There is music throughout the film at many places. A highlight of the film is the trial during which the forgery of Van Meegeren is finally unmasked. The music here is sparse and rather quiet in the background. ‛He goes to the courtroom from the stairways and then I know that I’m on a very low-key pedal note for a long time. I think it’s good that the trial scenes have no music all the time. I love that it’s quiet and then you can get this strain of music on some places. And it’s really hard to do it right during twenty minutes of trial.’ Söderqvist agrees that sometimes it is better to leave out music altogether. ‛Because if you use it wall to wall, it will make this music weak. Then it’s hard to know when it means something, and that’s the problem.’ However, during the end credits there is a long stretch of music. ‛That is five minutes long. In the United States they would write it fifteen minutes, but in Europe it’s not so often that you write five minutes of orchestral music.’ These five minutes were actually written before he turned to composing the score, Söderqvist observes jokingly: ‛I wrote it when I read the script and it’s very weird to write the end credits long before you write the film!’

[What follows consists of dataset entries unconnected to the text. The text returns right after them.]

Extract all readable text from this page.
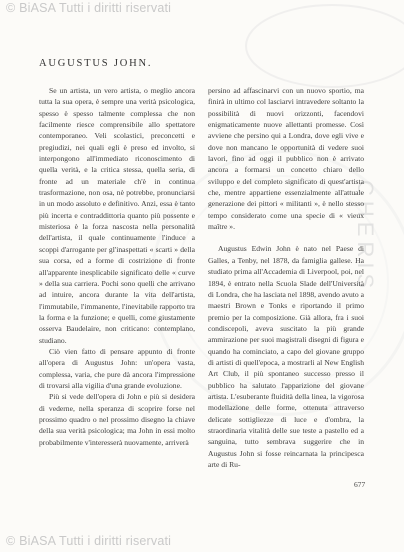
CHERIS
© BiASA Tutti i diritti riservati
AUGUSTUS JOHN.

Se un artista, un vero artista, o meglio ancora tutta la sua opera, è sempre una verità psicologica, spesso è spesso talmente complessa che non facilmente riesce comprensibile allo spettatore contemporaneo. Veli scolastici, preconcetti e pregiudizi, nei quali egli è preso ed involto, si interpongono all'immediato riconoscimento di quella verità, e la critica stessa, quella seria, di fronte ad un materiale ch'è in continua trasformazione, non osa, nè potrebbe, pronunciarsi in un modo assoluto e definitivo. Anzi, essa è tanto più incerta e contraddittoria quanto più possente e misteriosa è la forza nascosta nella personalità dell'artista, il quale continuamente l'induce a scoppi d'arrogante per gl'inaspettati « scarti » della sua corsa, ed a forme di costrizione di fronte all'apparente inesplicabile significato delle « curve » della sua carriera. Pochi sono quelli che arrivano ad intuire, ancora durante la vita dell'artista, l'immutabile, l'immanente, l'inevitabile rapporto tra la forma e la funzione; e quelli, come giustamente osserva Baudelaire, non criticano: contemplano, studiano.

Ciò vien fatto di pensare appunto di fronte all'opera di Augustus John: un'opera vasta, complessa, varia, che pure dà ancora l'impressione di trovarsi alla vigilia d'una grande evoluzione.

Più si vede dell'opera di John e più si desidera di vederne, nella speranza di scoprire forse nel prossimo quadro o nel prossimo disegno la chiave della sua verità psicologica; ma John in essi molto probabilmente v'interesserà nuovamente, arriverà

persino ad affascinarvi con un nuovo sportio, ma finirà in ultimo col lasciarvi intravedere soltanto la possibilità di nuovi orizzonti, facendovi enigmaticamente nuove allettanti promesse. Così avviene che persino qui a Londra, dove egli vive e dove non mancano le opportunità di vedere suoi lavori, fino ad oggi il pubblico non è arrivato ancora a formarsi un concetto chiaro dello sviluppo e del completo significato di quest'artista che, mentre appartiene essenzialmente all'attuale generazione dei pittori « militanti », è nello stesso tempo considerato come una specie di « vieux maître ».

Augustus Edwin John è nato nel Paese di Galles, a Tenby, nel 1878, da famiglia gallese. Ha studiato prima all'Accademia di Liverpool, poi, nel 1894, è entrato nella Scuola Slade dell'Università di Londra, che ha lasciata nel 1898, avendo avuto a maestri Brown e Tonks e riportando il primo premio per la composizione. Già allora, fra i suoi condiscepoli, aveva suscitato la più grande ammirazione per suoi magistrali disegni di figura e quando ha cominciato, a capo del giovane gruppo di artisti di quell'epoca, a mostrarli al New English Art Club, il più spontaneo successo presso il pubblico ha salutato l'apparizione del giovane artista. L'esuberante fluidità della linea, la vigorosa modellazione delle forme, ottenuta attraverso delicate sottigliezze di luce e d'ombra, la straordinaria vitalità delle sue teste a pastello ed a sanguina, tutto sembrava suggerire che in Augustus John si fosse reincarnata la principesca arte di Ru-

677
© BiASA Tutti i diritti riservati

                                                                                Guy Pearce in The Last Vermeer

The score of The Last Vermeer was recorded in the Abbey Road Studios in London. Was it your first time in this studio? ‛No, I did Kon-Tiki in Abbey Road and then the big recordings of Battlefield 1 and Battlefield 5 were made there. It’s a wonderful studio to record your music. Basically some of the world’s best musicians work here, which makes it a thrill to go there. We were in the somewhat smaller studio at Abbey Road, the Studio 2, where the Beatles recorded their songs. We worked with an orchestra of fifty-five people maybe, around the maximum.’ One of the musicians involved was cellist Caroline Dale who has played on many soundtracks before. Söderqvist was impressed by her musicianship. ‛It was a solo session and she played it so good. In other places I have to work maybe four or five hours, but here in three takes you will have something that works. It’s on such a high level. The same goes for the piano player who was to play a hard piano part. I said: okay, here are some notes, and then he played flawlessly four and a half minutes. I don’t have any memories from these recordings other than that it went very smoothly. The musicians can understand the music from hearing it once or look at the sheets, and they know where to go. Fantastic musicians, all of them.’

One of the upcoming projects of Söderqvist is Utvandrarna/The Emigrants by Norwegian director Erik Poppe, with whom he already worked on deUsynlige and Kongens nei (2016). Based on the book by Vilhelm Moberg, it was filmed fifty years ago by Jan Troell (the English title then was also The Emigrants), and depicts the story of Swedes who emigrated to the United States in the 19th century. The big budget production is scheduled to open on Christmas day of this year in Sweden. Söderqvist is cautious: ‛Hopefully, the cinemas are open by that time. They have been closed for a long time now, due to the pandemic. I really hope that once people are vaccinated, they can stop this stupid virus.’